Ab jetzt hangeln wir uns die Küste des kaspischen Meeres entlang (das eigentlich kein Meer ist, sondern der größte See der Welt). Da Ramsar nicht vor Schönheit trotzt, ziehen wir noch ein Stückchen weiter nach Tonekabon. Hier finden wir dank fremder Hilfe ein Zimmer mit Meerblick. An Baden ist hier nicht zu denken, die vielen islamischen Vorschriften machen die Sache recht kompliziert. Zudem scheint uns der Dauerregen zu verfolgen. Zurück in den Bergen des Alborz-Gebirges, angekommen in Kelardasht, fällt unsere dort geplante Wanderung wegen dem schlechten Wetter ins Wasser und für eine Gipfelbesteigung ist es sowieso noch zu früh.

Also halten wir uns hier gar nicht lange auf und fahren auf spektakulärer Strecke in die Megametropole Teheran. 20 Millionen Menschen leben im Ballungsraum. Die Stadt scheint in ihrer eigenen Luft zu ersticken.

Trotz unterirdischem Metronetz sind die Straßen verstopft. Das Fahrrad wurde hier noch nicht entdeckt. Es soll weniger schädlich sein 40 Zigaretten am Tag zu rauchen als einige Stunden durch die Stadt zu laufen. Für einen Tag entkommen wir dem Smog. Auf einer der schönsten Zugstrecken des Iran überqueren wir nochmals das Alborz-Gebirge. Der Zug windet sich durch schmale Schluchten und unzählige Tunnel in die Höhe, um dann in Serpentinen wieder herunter zu tuckern. Hinter jeder Kurve präsentiert sich die Landschaft anders. Im Abteil lernen wir Mustafa und Hamid kennen. Zwei super nette Jungs, die einen Kurztrip zu einem Freund in Sari machen. Sie scheinen auch ganz begeistert von der Fahrt zu sein. Nach sechs Stunden steigen wir in Pol-e Sefid aus. Eine vierköpfige Familie nimmt uns die 200 Kilometer in ihrem Kleinwagen zurück nach Teheran. Zwar können sie kein Wort Englisch, die Stimmung ist trotzdem sehr aufgeheitert, es wird gesungen, geklatscht und sogar geknutscht was das Zeug hält. Eine gemeinsame Sprache braucht es nicht, um sich zu verstehen. Eine weitere unvergessliche Begegnung bei der der Abschied schwer fällt. Vom Milad-Fernsehturm (der sechsthöchste Fernsehturm der Welt) kommen die Ausmaße der Stadt richtig zur Geltung. Den letzten Tag verbringen wir im Teheraner Basar, einer der größten Basare im Nahen und Mittleren Osten. Hier bekommen wir unsere letzten Rials einfach los.

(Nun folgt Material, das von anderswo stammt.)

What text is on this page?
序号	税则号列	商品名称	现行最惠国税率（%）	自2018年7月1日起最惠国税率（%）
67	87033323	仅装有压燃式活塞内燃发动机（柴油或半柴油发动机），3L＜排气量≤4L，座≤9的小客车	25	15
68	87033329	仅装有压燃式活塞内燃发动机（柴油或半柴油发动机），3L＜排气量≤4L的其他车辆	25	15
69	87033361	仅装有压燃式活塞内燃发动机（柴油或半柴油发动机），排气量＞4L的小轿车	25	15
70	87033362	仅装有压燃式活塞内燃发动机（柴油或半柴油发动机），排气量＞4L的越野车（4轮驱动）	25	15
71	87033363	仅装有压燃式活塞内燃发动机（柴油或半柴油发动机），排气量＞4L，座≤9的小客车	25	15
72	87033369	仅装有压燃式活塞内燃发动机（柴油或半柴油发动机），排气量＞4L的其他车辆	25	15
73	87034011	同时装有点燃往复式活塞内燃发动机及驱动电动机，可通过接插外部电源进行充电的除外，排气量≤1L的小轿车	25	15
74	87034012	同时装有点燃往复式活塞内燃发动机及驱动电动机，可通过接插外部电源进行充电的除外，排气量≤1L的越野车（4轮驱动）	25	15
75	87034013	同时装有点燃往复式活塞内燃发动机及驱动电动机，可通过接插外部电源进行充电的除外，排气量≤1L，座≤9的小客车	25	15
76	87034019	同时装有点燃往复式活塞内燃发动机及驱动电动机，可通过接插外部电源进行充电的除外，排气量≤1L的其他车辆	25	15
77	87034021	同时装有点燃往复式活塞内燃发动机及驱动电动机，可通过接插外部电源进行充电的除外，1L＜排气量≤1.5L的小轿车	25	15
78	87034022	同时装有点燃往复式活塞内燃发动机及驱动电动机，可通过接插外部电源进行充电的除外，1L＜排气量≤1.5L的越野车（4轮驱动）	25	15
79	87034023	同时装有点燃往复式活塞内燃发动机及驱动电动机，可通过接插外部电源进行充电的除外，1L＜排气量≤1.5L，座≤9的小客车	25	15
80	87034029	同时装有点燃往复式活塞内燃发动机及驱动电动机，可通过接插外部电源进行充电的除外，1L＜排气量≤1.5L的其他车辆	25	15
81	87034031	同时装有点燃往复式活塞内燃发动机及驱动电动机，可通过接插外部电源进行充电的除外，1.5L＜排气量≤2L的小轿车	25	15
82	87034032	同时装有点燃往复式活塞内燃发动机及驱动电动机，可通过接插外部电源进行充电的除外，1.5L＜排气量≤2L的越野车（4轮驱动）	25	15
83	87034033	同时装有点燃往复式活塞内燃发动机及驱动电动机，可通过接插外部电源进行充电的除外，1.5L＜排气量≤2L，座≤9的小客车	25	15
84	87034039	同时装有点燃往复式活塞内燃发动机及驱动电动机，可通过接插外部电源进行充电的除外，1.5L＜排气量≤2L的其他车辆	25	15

Ein wenige traurig betreten wir in der Nacht zum 1. Mai das Flugzeug. Nun ist es leider vorbei. Es war ein unvergessliches Abenteuer mit so vielen herzlichen Begegnungen. Die Gastfreundschaft war überwältigend. Wie sagte Aldous Huxley einst „Reisen heißt entdecken, dass alle Unrecht haben mit dem, was sie über andere Länder denken“. Wir kommen wieder keine Frage.